Bu sebeple ıslahın metoduyla ilgili mesajının dağıtımı gereklidir ve herkesin ulaşabileceği şekilde açık ve keyifli olmalıdır.  Eğer doğa için ve insan için işleyen kanunlardan haberdar olursak ve eğer onların birbirleriyle etkileşiminin yolunu anlarsak, iyi yöne doğru değişimlerin anahtarı bizim ellerimizde olur. Eğer bu olmazsa, kriz yayılmaya devam eder. Bunu durduramayız; tersine her şey daha da kötüye gider.
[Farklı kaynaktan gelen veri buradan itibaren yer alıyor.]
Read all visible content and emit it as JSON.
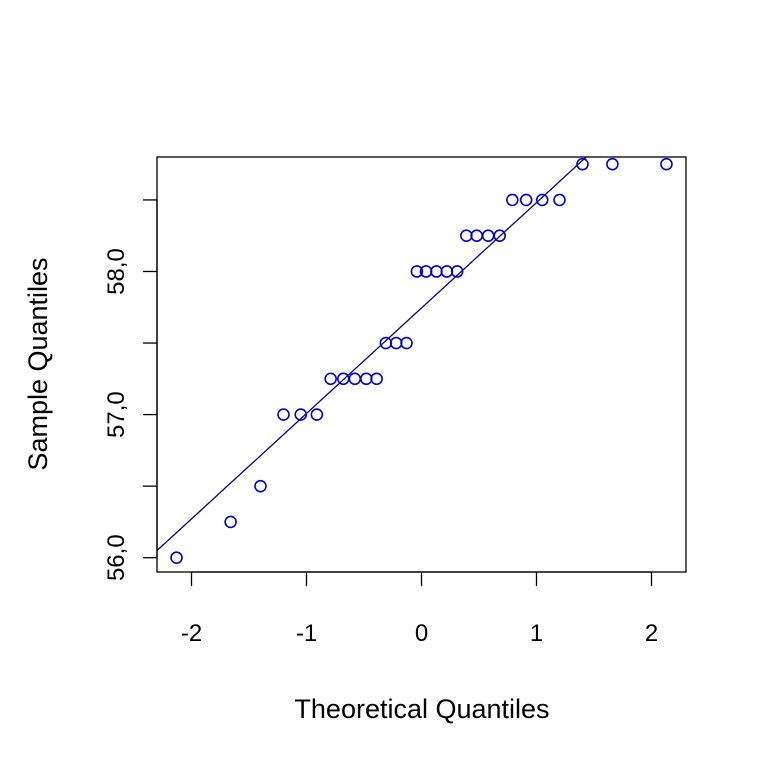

Günlük Kabala Dersi 4:Bölüm 11/03/2012

Ben Ve Yaratan Grubun İçinde Buluşuruz

Bir kişi Yaratan’ın ifşasına yaklaştığı zaman, Sina Dağının önünde duruyor olduğunu hisseder. Bir taraftan onun tüm kötü arzuları oradadır ancak diğer taraftan ise kişi amacı edinmek ve Yaratan’ı ifşa etmek için bunun olduğunu anlar, kişi O’ndan kopye edilen ihsan etme niteliğini almak için arzusunu hazırlamalıdır. Tüm bunlardan sonra ‘Adam’ (Adem) kelimesinin anlamı: Yaratan’a ‘benzer’ (Domeh) demektir.
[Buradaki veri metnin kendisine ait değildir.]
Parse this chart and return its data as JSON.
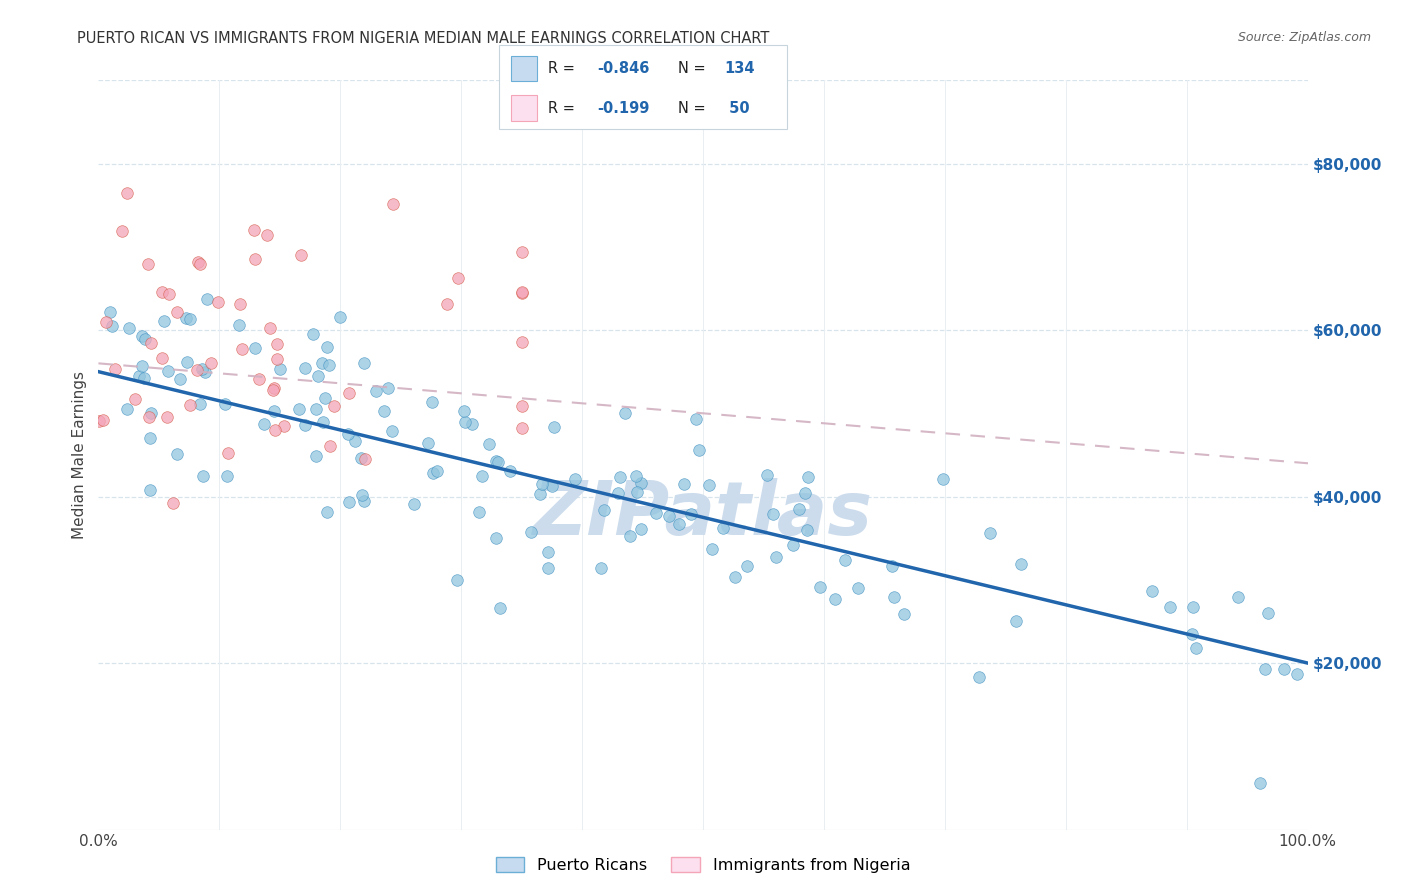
{
  "title": "PUERTO RICAN VS IMMIGRANTS FROM NIGERIA MEDIAN MALE EARNINGS CORRELATION CHART",
  "source": "Source: ZipAtlas.com",
  "ylabel": "Median Male Earnings",
  "r_blue": -0.846,
  "n_blue": 134,
  "r_pink": -0.199,
  "n_pink": 50,
  "blue_color": "#92c5de",
  "blue_edge": "#4393c3",
  "blue_fill": "#c6dbef",
  "pink_color": "#f4a5b8",
  "pink_edge": "#d6604d",
  "pink_fill": "#fde0ef",
  "trend_blue": "#2166ac",
  "trend_pink": "#d1b0c0",
  "watermark": "ZIPatlas",
  "watermark_color": "#ccdcec",
  "xmin": 0.0,
  "xmax": 1.0,
  "ymin": 0,
  "ymax": 90000,
  "yticks": [
    20000,
    40000,
    60000,
    80000
  ],
  "ytick_labels": [
    "$20,000",
    "$40,000",
    "$60,000",
    "$80,000"
  ],
  "legend_label_blue": "Puerto Ricans",
  "legend_label_pink": "Immigrants from Nigeria",
  "blue_intercept": 55000,
  "blue_slope": -35000,
  "pink_intercept": 58000,
  "pink_slope": -12000
}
Ve böylece, bizler farklı ihsan etme formlarını almak için hep beraber arzumuzu hazırlıyoruz öyle ki bu arzu damgayı kabul edebilsin. Tora’nın (Işık) verilmesinin koşulu budur, şöyle yazılır: “Sizler bugün hepiniz …” Bir değil hepiniz: Çünkü ifşa edeceğimiz Üst Güç bizim ortak birliğimizin içindedir.

Aslında maddesel arzuyu hazırlamak için çok basit bir şeye ihtiyaç vardır. Bu arzunun hiç bir şekilde bizim bu dünyaya ait olmadığı doğrudur ve zaten işte bu yüzden bizim için zordur. Buna: Karşılıklı dahiliyet denir. Hepimiz birbirimize karşılıklı olarak dahil hale gelmeliyiz, arzularımız vasıtasıyla birbirimizle bağlanmalıyız, başka bir şeye ihtiyaç yoktur. O zaman kırılmanın öncesinde olduğu gibi Üst Işığın girebileceği ve kendi baskısını (damgasını) yapabileceği ‘yer’e ulaşacağız.
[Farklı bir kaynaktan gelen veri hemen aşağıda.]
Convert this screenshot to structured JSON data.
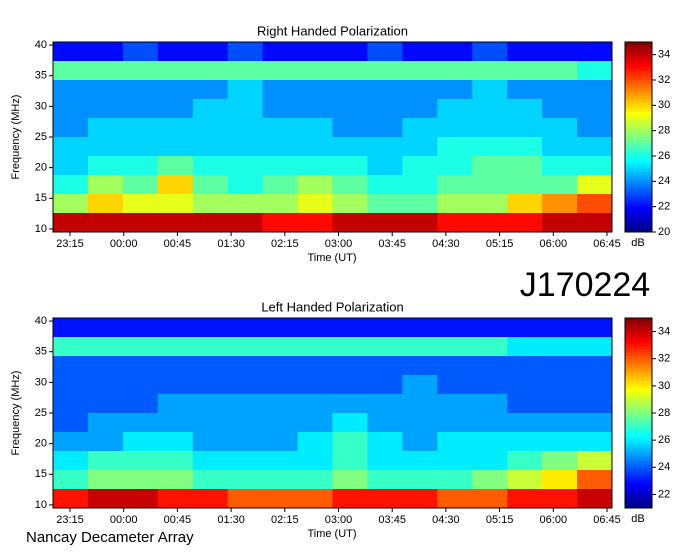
{
  "header": {
    "code": "J170224",
    "footer": "Nancay Decameter Array"
  },
  "chart_data": [
    {
      "type": "heatmap",
      "title": "Right Handed Polarization",
      "xlabel": "Time (UT)",
      "ylabel": "Frequency (MHz)",
      "colorbar_label": "dB",
      "xticks": [
        "23:15",
        "00:00",
        "00:45",
        "01:30",
        "02:15",
        "03:00",
        "03:45",
        "04:30",
        "05:15",
        "06:00",
        "06:45"
      ],
      "ylim": [
        9.5,
        40.5
      ],
      "yticks": [
        10,
        15,
        20,
        25,
        30,
        35,
        40
      ],
      "clim": [
        20,
        35
      ],
      "cticks": [
        20,
        22,
        24,
        26,
        28,
        30,
        32,
        34
      ],
      "z": [
        [
          22,
          22,
          23,
          22,
          22,
          23,
          22,
          22,
          22,
          23,
          22,
          22,
          23,
          22,
          22,
          22
        ],
        [
          27,
          27,
          27,
          27,
          27,
          27,
          27,
          27,
          27,
          27,
          27,
          27,
          27,
          27,
          27,
          26
        ],
        [
          24,
          24,
          24,
          24,
          24,
          25,
          24,
          24,
          24,
          24,
          24,
          24,
          25,
          24,
          24,
          24
        ],
        [
          24,
          24,
          24,
          24,
          25,
          25,
          24,
          24,
          24,
          24,
          24,
          25,
          25,
          25,
          24,
          24
        ],
        [
          24,
          25,
          25,
          25,
          25,
          25,
          25,
          25,
          24,
          24,
          25,
          25,
          25,
          25,
          25,
          24
        ],
        [
          25,
          25,
          25,
          25,
          25,
          25,
          25,
          25,
          25,
          25,
          25,
          26,
          26,
          26,
          25,
          25
        ],
        [
          25,
          26,
          26,
          27,
          26,
          26,
          26,
          26,
          26,
          25,
          26,
          26,
          27,
          27,
          26,
          26
        ],
        [
          26,
          28,
          27,
          30,
          27,
          26,
          27,
          28,
          27,
          26,
          26,
          27,
          27,
          27,
          27,
          29
        ],
        [
          28,
          30,
          29,
          29,
          28,
          28,
          28,
          29,
          28,
          27,
          27,
          28,
          28,
          30,
          31,
          32
        ],
        [
          34,
          34,
          34,
          34,
          34,
          34,
          33,
          33,
          34,
          34,
          34,
          33,
          33,
          33,
          34,
          34
        ]
      ]
    },
    {
      "type": "heatmap",
      "title": "Left Handed Polarization",
      "xlabel": "Time (UT)",
      "ylabel": "Frequency (MHz)",
      "colorbar_label": "dB",
      "xticks": [
        "23:15",
        "00:00",
        "00:45",
        "01:30",
        "02:15",
        "03:00",
        "03:45",
        "04:30",
        "05:15",
        "06:00",
        "06:45"
      ],
      "ylim": [
        9.5,
        40.5
      ],
      "yticks": [
        10,
        15,
        20,
        25,
        30,
        35,
        40
      ],
      "clim": [
        21,
        35
      ],
      "cticks": [
        22,
        24,
        26,
        28,
        30,
        32,
        34
      ],
      "z": [
        [
          23,
          23,
          23,
          23,
          23,
          23,
          23,
          23,
          23,
          23,
          23,
          23,
          23,
          23,
          23,
          23
        ],
        [
          27,
          27,
          27,
          27,
          27,
          27,
          27,
          27,
          27,
          27,
          27,
          27,
          27,
          26,
          26,
          26
        ],
        [
          24,
          24,
          24,
          24,
          24,
          24,
          24,
          24,
          24,
          24,
          24,
          24,
          24,
          24,
          24,
          24
        ],
        [
          24,
          24,
          24,
          24,
          24,
          24,
          24,
          24,
          24,
          24,
          25,
          24,
          24,
          24,
          24,
          24
        ],
        [
          24,
          24,
          24,
          25,
          25,
          25,
          25,
          25,
          25,
          25,
          25,
          25,
          25,
          24,
          24,
          24
        ],
        [
          24,
          25,
          25,
          25,
          25,
          25,
          25,
          25,
          26,
          25,
          25,
          25,
          25,
          25,
          25,
          25
        ],
        [
          25,
          25,
          26,
          26,
          25,
          25,
          25,
          26,
          27,
          26,
          25,
          26,
          26,
          26,
          26,
          26
        ],
        [
          26,
          27,
          27,
          27,
          26,
          26,
          26,
          26,
          27,
          26,
          26,
          26,
          26,
          27,
          28,
          29
        ],
        [
          27,
          28,
          28,
          28,
          27,
          27,
          27,
          27,
          28,
          27,
          27,
          27,
          28,
          29,
          30,
          32
        ],
        [
          33,
          34,
          34,
          33,
          33,
          32,
          32,
          32,
          33,
          33,
          33,
          32,
          32,
          33,
          33,
          34
        ]
      ]
    }
  ]
}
Ve bu sebepten ötürü, eğer birlik olmak, Yaratan’ı ifşa etmek için bu doğrultuyu tutuyorsak ne yaptığımız mesele değildir, yazıldığı gibi: “İsrail (Yaratan’a doğru arzusu olan), Tora (Işık) ve Yaratan birdir.” “İsrail” adam anlamındadır. “Tora” dostunu kendin gibi sevmenin noktasında bizleri birleştirecek olan Işığın gücüdür. Ve “Yaratan” bizler birlik olduğumuz zaman bize Kendi damgasını veren Köktür.

Bu şekilde ben grubun tarafında duruyorum ve Yaratan diğer tarafta durur. Ve eğer O ve ben grubun içerisinde buluşabilirsek o zaman ifşa gerçekleşir.

İlerleyişimiz bu şekildedir. İşin özü tüm çalışmamız buna hazırlanmaktır. Eğer hepimiz hep birlikte durursak bu durum gerçekleşecektir.